Más de 2.500 policías y 1.000 militares fueron desplegados en accesos estratégicos hacia La Paz, Oruro y la frontera con Perú. Según las autoridades, el objetivo es permitir el ingreso de alimentos, medicamentos y combustible, además de liberar el paso de ambulancias y turistas varados. Desde el Ejecutivo insistieron en que no buscan enfrentamientos, aunque la presencia militar incrementó la tensión en distintos puntos del país.
Las protestas son encabezadas por la Central Obrera Boliviana y la Federación Tupac Katari, que responsabilizan al gobierno por la crisis económica y social. A esto se suma una movilización de seguidores de Evo Morales que avanza hacia La Paz y prevé llegar el lunes.
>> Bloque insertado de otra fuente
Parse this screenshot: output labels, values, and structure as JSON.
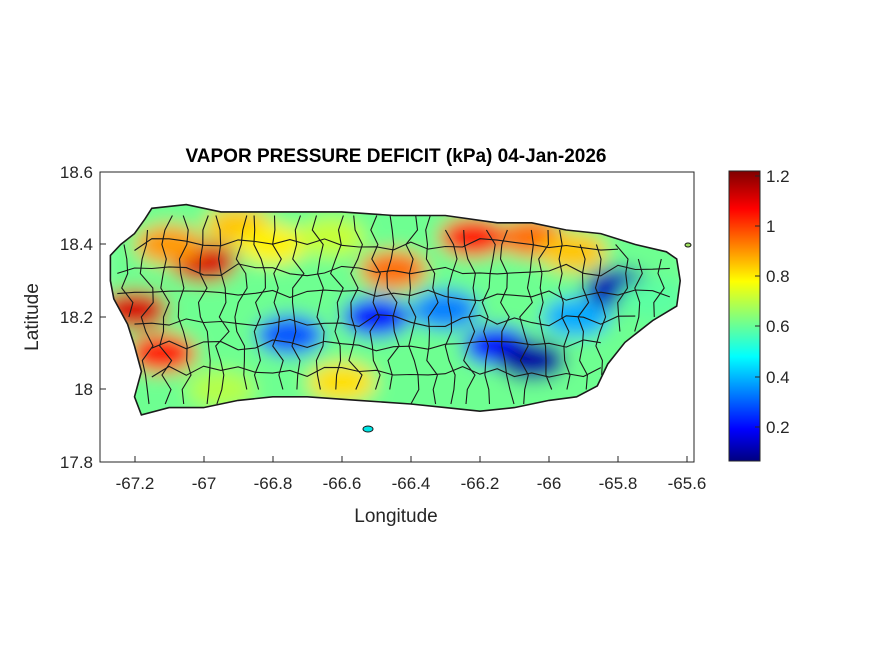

En medio del conflicto, Paz Pereira endureció su discurso y denunció intentos de «desmontar» la democracia boliviana. Durante una actividad organizada por el Programa de las Naciones Unidas para el Desarrollo, el mandatario aseguró que quienes busquen quebrar el orden constitucional «se van a ir a la cárcel», al tiempo que acusó a sectores radicales de promover una estrategia de desestabilización apenas seis meses después de su llegada al poder.
En paralelo, la Iglesia católica y la Defensoría del Pueblo reclamaron diálogo y corredores humanitarios, mientras ocho países latinoamericanos expresaron preocupación por la situación y rechazaron cualquier intento de desestabilización institucional.